The irony is that in China, TikTok provides users with a more optimistic outlook and encourages users to become moral citizens in the eyes of the CCP. Douyin, which is what TikTok is called in China, is a hit even with parents. Despite efforts of its parent company ByteDance to present Douyin and TikTok as the same product, they are actually two separate entities. In China, if you are under fourteen, your Douyin use is capped at forty minutes a day. It also feeds you different content, with education at the forefront. Art, science, architecture and pro-CCP content are also pushed. In a recent 60 Minutes report, Tristan Harris, co-founder of the Center for Humane Technology, compares the Chinese version to “spinach” and its exported, Western version to “opium.”

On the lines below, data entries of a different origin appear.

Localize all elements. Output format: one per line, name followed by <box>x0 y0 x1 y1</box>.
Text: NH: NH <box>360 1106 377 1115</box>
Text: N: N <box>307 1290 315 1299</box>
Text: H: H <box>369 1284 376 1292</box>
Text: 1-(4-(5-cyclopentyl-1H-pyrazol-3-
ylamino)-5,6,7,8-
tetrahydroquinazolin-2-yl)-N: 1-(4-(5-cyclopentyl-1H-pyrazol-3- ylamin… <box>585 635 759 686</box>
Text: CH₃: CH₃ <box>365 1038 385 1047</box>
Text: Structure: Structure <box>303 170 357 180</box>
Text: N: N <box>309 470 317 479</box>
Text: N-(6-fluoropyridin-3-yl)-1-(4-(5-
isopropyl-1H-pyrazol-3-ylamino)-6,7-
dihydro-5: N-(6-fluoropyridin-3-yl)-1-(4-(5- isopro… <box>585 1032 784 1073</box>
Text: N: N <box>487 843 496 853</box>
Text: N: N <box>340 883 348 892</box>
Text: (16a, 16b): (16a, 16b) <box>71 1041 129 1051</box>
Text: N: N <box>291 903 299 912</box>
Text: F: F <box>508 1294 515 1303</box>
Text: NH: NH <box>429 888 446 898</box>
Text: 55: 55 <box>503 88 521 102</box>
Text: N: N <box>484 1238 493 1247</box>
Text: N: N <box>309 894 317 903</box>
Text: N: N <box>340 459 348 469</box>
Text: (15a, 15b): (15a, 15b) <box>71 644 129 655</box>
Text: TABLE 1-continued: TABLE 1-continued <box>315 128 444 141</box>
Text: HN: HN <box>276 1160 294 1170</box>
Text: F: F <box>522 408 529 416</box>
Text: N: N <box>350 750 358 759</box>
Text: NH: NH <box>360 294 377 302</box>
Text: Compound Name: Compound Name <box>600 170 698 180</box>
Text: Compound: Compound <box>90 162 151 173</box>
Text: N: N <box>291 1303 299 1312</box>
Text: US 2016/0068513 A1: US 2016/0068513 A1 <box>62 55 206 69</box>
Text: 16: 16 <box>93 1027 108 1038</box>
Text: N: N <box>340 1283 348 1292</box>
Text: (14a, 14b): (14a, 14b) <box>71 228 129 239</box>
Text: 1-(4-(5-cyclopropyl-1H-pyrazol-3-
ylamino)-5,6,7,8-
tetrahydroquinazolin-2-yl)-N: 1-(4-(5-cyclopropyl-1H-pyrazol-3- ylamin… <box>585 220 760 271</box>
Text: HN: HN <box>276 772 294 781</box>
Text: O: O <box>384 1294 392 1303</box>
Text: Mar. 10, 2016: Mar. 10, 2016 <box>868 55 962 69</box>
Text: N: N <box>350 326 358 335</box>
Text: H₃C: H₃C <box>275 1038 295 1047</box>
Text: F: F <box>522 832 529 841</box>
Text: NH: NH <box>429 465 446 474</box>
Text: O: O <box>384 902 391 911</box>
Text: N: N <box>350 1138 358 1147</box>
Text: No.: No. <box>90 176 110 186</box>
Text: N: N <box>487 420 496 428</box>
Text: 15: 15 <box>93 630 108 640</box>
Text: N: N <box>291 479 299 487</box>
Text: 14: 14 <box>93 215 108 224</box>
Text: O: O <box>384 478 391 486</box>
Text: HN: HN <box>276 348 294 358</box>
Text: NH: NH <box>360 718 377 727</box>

Fox News anchor Tucker Carlson recently compared TikTok and Douyin. The Chinese version shows grinning graduates collecting their diplomas and young people helping the elderly. The “international” version of TikTok, which is what American children are watching, is flooded with twerking, info about gender-altering therapies, even lessons for children on how to hide their “gender identity” from their parents. Last year the Daily Mail alleged that TikTok was promoting gender change surgery as something “cool.” By the time that report was published, such videos had been watched over 26 billion times. A few years ago it would have seemed paranoid to claim TikTok was designed to corrupt young minds; now it is happening before our eyes.

On an average day, a TikTok user spends ninety-five minutes on the app. This is considerably more time than averages on other popular social media platforms such as Instagram (twenty-nine minutes) and Snapchat (twenty-eight minutes). For those of us with TikTok Brain, our attention span has been smashed to smithereens. Short-term memory and ability to concentrate have been affected: devoted TikTokers report that they are unable to focus on longer video formats and 50 percent of users admit that they find longer videos “stressful.” Now, where was I?

Apparently binging on fifteen- to-thirty-second clips has ruined our ability to focus. The most tragic part of all this is that we are watching this affect our children day-to-day. I asked Carr what the next generation of Americans will look like if TikTok carries on as is. He told me of a report that talked about the career aspirations of youth. Young people in China, asked what they wanted to be, said an astronaut. When the same study asked American children, they said they wanted to be “influencers.” Do we really want two-thirds of America’s youth listening to Beijing’s propaganda for ninety-plus minutes every day? I don’t think so. But then again, I’m not even sure what I think anymore.